The lesson for invoice and case management is clear: when service teams no longer need to log into multiple systems to resolve a single issue, customers feel the difference. Response becomes faster. Handoffs become cleaner. Resolutions become more consistent.

Reduced system switching, better outcomes

This model does not just improve customer experience. It improves employee experience, too.

In complex B2B service organizations, repetitive work drains time and attention. Representatives often spend more energy gathering context than resolving the issue itself. By centralizing data, standardizing workflows and enabling AI-supported resolution paths, organizations can reduce unnecessary switching and make work more manageable.

That pattern shows up across Publicis Sapient engagements. In one energy trading transformation, a process that once involved legacy systems, email, spreadsheets and other disconnected tools was redesigned into a user-friendly point of entry with a single source of truth. Manual steps across multiple systems were reduced dramatically. In agriculture, modernizing the digital ecosystem connected critical data sources, consolidated communication channels and improved response rates. Across these examples, the common thread is clear: connected platforms lead to greater visibility, less redundancy and smoother operations.

From service cost center to experience differentiator

Invoice and case management may not sound like a brand-defining journey, but for many B2B relationships, it is exactly that. These are the moments when customers test how easy a company is to do business with. If finding an invoice, disputing a charge or checking a case status feels difficult, the relationship absorbs that friction.

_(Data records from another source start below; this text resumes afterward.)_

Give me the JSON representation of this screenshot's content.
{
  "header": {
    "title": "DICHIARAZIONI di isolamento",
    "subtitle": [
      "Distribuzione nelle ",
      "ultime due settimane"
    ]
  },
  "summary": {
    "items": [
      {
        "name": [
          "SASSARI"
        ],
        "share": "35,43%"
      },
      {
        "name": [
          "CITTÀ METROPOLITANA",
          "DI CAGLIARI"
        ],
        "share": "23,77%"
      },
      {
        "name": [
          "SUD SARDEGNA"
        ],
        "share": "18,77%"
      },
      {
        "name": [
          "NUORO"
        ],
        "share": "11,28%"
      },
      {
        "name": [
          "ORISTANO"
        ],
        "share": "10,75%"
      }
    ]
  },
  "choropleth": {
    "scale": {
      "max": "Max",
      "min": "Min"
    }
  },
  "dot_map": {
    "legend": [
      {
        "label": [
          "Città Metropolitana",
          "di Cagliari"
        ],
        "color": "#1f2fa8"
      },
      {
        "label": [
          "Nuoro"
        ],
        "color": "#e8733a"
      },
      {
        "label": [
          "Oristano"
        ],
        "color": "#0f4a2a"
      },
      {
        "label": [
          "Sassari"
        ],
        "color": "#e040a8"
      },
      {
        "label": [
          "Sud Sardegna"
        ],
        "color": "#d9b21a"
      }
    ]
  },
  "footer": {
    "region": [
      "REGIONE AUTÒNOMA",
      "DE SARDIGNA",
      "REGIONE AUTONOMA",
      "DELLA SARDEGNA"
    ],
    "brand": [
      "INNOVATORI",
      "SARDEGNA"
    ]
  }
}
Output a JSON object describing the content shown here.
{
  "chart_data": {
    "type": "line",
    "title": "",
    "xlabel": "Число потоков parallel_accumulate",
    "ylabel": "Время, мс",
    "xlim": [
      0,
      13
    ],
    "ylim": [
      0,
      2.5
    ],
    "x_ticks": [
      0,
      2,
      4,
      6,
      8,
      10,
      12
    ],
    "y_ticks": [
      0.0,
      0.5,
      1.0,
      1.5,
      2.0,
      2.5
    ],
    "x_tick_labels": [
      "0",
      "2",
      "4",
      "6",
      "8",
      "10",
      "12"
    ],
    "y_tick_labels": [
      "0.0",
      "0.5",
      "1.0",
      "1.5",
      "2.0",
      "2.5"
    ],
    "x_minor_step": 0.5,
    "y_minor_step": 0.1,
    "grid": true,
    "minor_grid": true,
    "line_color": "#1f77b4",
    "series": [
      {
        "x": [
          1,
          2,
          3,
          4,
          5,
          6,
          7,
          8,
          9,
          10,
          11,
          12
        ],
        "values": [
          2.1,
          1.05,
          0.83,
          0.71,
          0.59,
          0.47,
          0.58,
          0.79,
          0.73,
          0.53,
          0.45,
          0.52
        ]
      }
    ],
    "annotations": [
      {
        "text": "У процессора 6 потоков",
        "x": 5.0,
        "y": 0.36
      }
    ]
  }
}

When the experience is redesigned well, the opposite happens. Customers get faster answers. Cases move with better context. Service teams can focus on what really requires human judgment. Leaders gain better visibility into recurring issues, queue performance and service demand.

The opportunity is to stop treating billing and case handling as back-office processes and start treating them as digital products: journeys that should be intuitive for customers and efficient for employees.

A practical path forward

For organizations ready to modernize, the goal is not to layer AI onto broken processes. It is to redesign the experience end to end.

That starts by identifying the highest-volume, highest-friction moments: invoice lookup, line-item clarification, dispute initiation, case creation and case-status follow-up. From there, companies can build a connected journey across Experience Cloud, Service Cloud and AI agents that links customer self-service to internal automation.

The payoff is meaningful: faster answers for customers, lower repetitive workload for service teams, better routing and visibility across issues and a more scalable service model for complex B2B operations.

For enterprises dealing with billing complexity, service fragmentation and rising customer expectations, rethinking invoice and case management is not a niche improvement. It is a practical, high-value step toward a more connected digital business.